What Do We Owe Veterans?

By: Drew Christiansen

November 12, 2018

Abraham Lincoln, self-taught in biblical theology, got right the Christian approach to war’s ending. He concluded his second inaugural address with these words: 

With malice toward none, with charity for all . . . let us strive on to finish the work we are in, to bind up the nation's wounds, to care for him who shall have borne the battle and for his widow and his orphan, to do all which may achieve and cherish a just and lasting peace among ourselves and with all nations.

Political leaders and citizens alike should take Lincoln’s words to heart. On the centenary of the end of World War I, he identifies, phrase by phrase, an agenda incumbent on us all: nations, politicians, veterans and citizens. On this Veterans’ Day, however, I suggest we should attend to one phrase in particular: “to care for him who will have borne the battle.” I’d like to talk about what we owe wounded, disabled, and soul-damaged veterans.

Beginning with the wars in the Balkans and especially after the U.S. invasion of Iraq in 2003, there was a great deal of discussion of justice after war, jus post-bellum. One author considered What We Owe Iraq. Much less often do we ask, “What do we owe our veterans, those who have borne the battle for us, whether or not the decisions that sent them to war were wise or just?”In one administration after another, the U.S. Department of Veterans Affairs has been unable to meet the health and rehabilitation needs of our veterans.

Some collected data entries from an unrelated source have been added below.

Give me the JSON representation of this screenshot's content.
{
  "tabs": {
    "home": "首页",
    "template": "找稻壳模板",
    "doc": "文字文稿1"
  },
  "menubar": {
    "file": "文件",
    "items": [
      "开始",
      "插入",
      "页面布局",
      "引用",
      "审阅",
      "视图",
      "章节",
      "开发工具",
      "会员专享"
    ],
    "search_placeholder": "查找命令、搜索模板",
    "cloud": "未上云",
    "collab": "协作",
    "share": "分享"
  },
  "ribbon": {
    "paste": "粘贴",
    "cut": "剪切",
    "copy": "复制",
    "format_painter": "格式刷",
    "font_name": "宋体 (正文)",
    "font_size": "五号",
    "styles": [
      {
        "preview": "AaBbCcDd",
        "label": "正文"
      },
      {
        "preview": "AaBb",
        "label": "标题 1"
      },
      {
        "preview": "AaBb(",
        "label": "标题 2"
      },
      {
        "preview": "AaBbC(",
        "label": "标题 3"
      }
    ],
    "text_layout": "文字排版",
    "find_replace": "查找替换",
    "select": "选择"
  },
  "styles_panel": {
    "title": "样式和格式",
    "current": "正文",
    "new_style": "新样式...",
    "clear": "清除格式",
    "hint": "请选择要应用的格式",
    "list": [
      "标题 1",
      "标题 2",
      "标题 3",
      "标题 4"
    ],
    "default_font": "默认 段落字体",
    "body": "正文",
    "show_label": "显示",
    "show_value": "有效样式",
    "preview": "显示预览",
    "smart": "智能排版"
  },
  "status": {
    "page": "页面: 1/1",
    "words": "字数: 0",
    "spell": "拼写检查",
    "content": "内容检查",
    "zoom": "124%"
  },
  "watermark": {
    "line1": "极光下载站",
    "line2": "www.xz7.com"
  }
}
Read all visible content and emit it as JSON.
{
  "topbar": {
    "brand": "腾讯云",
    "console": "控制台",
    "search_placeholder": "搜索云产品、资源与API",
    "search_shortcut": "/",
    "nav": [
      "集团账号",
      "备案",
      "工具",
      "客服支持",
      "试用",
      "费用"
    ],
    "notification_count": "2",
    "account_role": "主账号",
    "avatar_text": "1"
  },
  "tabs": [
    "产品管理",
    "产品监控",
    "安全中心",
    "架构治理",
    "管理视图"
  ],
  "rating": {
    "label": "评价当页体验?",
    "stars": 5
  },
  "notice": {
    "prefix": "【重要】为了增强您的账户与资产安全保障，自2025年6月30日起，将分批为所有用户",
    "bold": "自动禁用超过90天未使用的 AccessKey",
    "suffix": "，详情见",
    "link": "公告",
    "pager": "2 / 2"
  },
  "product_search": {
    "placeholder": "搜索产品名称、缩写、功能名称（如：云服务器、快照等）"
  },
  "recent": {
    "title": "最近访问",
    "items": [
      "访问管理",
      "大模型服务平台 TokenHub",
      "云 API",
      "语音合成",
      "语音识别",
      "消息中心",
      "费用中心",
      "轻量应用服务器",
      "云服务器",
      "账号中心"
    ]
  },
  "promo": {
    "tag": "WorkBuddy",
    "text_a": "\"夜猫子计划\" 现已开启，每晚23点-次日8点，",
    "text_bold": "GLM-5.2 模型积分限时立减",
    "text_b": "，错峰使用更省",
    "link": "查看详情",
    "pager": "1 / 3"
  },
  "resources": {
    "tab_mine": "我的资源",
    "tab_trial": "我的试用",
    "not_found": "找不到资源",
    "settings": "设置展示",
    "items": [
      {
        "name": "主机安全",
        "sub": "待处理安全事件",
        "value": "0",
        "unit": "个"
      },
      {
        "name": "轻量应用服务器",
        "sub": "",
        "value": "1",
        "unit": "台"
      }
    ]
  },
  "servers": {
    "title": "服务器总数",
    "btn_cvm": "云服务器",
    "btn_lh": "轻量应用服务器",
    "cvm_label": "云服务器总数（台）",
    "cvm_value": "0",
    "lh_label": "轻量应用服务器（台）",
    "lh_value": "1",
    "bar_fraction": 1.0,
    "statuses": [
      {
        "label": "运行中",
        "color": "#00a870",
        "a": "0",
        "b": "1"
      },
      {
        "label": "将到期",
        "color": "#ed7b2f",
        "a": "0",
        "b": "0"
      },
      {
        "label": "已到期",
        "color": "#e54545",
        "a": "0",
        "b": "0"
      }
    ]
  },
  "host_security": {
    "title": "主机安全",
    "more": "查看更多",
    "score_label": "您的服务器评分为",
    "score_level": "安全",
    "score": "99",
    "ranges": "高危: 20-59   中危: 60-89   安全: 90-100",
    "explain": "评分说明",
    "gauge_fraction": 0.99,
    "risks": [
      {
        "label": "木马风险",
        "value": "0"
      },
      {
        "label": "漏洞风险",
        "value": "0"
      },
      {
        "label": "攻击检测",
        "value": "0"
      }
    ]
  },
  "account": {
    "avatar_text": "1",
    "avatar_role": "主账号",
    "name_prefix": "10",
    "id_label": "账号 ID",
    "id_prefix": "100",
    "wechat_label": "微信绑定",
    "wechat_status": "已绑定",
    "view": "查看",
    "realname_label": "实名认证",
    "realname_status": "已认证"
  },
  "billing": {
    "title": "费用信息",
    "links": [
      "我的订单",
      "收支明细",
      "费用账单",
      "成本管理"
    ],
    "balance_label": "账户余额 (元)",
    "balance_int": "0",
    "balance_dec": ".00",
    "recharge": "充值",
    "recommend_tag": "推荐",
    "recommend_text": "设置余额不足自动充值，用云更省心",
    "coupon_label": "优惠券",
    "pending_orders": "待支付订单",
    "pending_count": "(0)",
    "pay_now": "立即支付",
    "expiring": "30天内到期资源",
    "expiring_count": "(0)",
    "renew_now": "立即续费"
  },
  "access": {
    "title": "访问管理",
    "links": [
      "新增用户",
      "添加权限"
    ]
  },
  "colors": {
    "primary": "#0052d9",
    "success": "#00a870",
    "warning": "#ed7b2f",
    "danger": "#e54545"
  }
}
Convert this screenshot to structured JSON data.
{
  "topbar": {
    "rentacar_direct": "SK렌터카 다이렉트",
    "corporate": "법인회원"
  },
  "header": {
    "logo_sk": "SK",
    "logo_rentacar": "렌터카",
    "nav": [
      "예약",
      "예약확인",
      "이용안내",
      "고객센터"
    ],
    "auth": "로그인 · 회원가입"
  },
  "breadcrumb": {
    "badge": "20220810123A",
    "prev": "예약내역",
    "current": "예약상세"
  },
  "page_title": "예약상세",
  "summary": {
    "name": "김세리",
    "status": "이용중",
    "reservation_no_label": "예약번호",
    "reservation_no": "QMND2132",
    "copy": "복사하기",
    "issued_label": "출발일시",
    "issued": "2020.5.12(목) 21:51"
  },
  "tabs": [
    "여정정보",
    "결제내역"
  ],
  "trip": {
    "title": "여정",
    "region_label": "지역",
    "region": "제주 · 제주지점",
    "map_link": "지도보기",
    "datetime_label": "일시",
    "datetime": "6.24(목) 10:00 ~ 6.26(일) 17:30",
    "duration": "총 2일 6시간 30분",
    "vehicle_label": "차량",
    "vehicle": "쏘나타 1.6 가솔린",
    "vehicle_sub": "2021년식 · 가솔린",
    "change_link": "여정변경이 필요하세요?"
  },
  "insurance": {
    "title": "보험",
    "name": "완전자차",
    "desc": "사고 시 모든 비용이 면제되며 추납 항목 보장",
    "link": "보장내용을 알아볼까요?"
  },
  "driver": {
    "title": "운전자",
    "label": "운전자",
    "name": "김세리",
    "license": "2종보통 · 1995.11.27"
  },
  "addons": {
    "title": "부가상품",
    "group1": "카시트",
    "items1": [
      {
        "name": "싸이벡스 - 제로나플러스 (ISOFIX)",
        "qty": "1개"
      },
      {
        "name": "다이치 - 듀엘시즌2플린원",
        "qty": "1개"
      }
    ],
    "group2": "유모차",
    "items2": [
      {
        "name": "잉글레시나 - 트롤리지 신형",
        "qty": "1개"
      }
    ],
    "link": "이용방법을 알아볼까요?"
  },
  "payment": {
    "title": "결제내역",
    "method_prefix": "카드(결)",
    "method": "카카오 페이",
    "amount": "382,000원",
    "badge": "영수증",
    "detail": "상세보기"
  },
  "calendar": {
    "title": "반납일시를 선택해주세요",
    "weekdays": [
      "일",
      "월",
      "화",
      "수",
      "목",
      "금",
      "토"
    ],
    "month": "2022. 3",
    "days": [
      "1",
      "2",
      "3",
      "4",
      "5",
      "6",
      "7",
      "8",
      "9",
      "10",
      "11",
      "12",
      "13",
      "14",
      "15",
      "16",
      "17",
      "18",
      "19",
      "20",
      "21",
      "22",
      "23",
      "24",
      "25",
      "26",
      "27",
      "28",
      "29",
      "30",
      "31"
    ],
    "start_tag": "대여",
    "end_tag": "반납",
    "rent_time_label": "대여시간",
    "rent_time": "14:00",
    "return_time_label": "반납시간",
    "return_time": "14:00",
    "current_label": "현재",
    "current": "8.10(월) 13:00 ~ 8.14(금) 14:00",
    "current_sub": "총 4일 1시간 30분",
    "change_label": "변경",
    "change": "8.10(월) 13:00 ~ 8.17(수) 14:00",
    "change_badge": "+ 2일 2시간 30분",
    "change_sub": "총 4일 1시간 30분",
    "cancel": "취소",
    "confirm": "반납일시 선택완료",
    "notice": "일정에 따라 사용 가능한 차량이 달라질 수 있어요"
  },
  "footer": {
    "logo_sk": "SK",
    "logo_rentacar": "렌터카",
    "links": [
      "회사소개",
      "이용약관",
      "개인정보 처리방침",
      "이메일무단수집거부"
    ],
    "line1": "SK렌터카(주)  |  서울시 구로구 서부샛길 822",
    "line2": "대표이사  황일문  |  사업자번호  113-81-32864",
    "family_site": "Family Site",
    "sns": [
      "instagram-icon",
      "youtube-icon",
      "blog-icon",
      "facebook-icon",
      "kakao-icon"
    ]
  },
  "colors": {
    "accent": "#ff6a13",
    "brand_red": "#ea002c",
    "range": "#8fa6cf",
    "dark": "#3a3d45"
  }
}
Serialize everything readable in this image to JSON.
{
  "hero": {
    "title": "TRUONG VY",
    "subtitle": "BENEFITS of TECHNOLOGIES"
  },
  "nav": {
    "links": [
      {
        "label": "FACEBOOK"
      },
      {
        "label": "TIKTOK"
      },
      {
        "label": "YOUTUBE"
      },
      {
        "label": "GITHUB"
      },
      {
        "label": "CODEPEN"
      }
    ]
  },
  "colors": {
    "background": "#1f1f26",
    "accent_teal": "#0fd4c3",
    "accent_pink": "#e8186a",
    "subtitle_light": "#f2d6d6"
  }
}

On the streets, veterans count for a huge part of the homeless. Awareness of the impact of post-traumatic stress disorder (PTSD), by professionals and the public, grows year by year. We find funds to build weapons, but not to heal the wounded. 

With repeat deployments of a volunteer military in Iraq and Afghanistan, the number affected by PTSD grows. In addition, psychiatrists are discovering profound damage to the souls of warriors in these unending wars, in what they term “moral injury,” that is, the experience of crippling guilt for acts of war for which society does not hold them culpable.

The public and politicians owe the military much more than pieties at sporting events and courtesy at airports. We owe them wisdom and justice in their deployments. And, above all, we owe them our full support and care in illness and disability. As Lincoln so well understood, care for the wounded warrior stands at the heart of a nation’s duty for post-war justice. As we continue, let us pray for suffering veterans, and let us resolve to do for them what justice requires.

EDITOR'S NOTE: This was first offered as a homily during midday Mass in Georgetown's Dahlgren Chapel.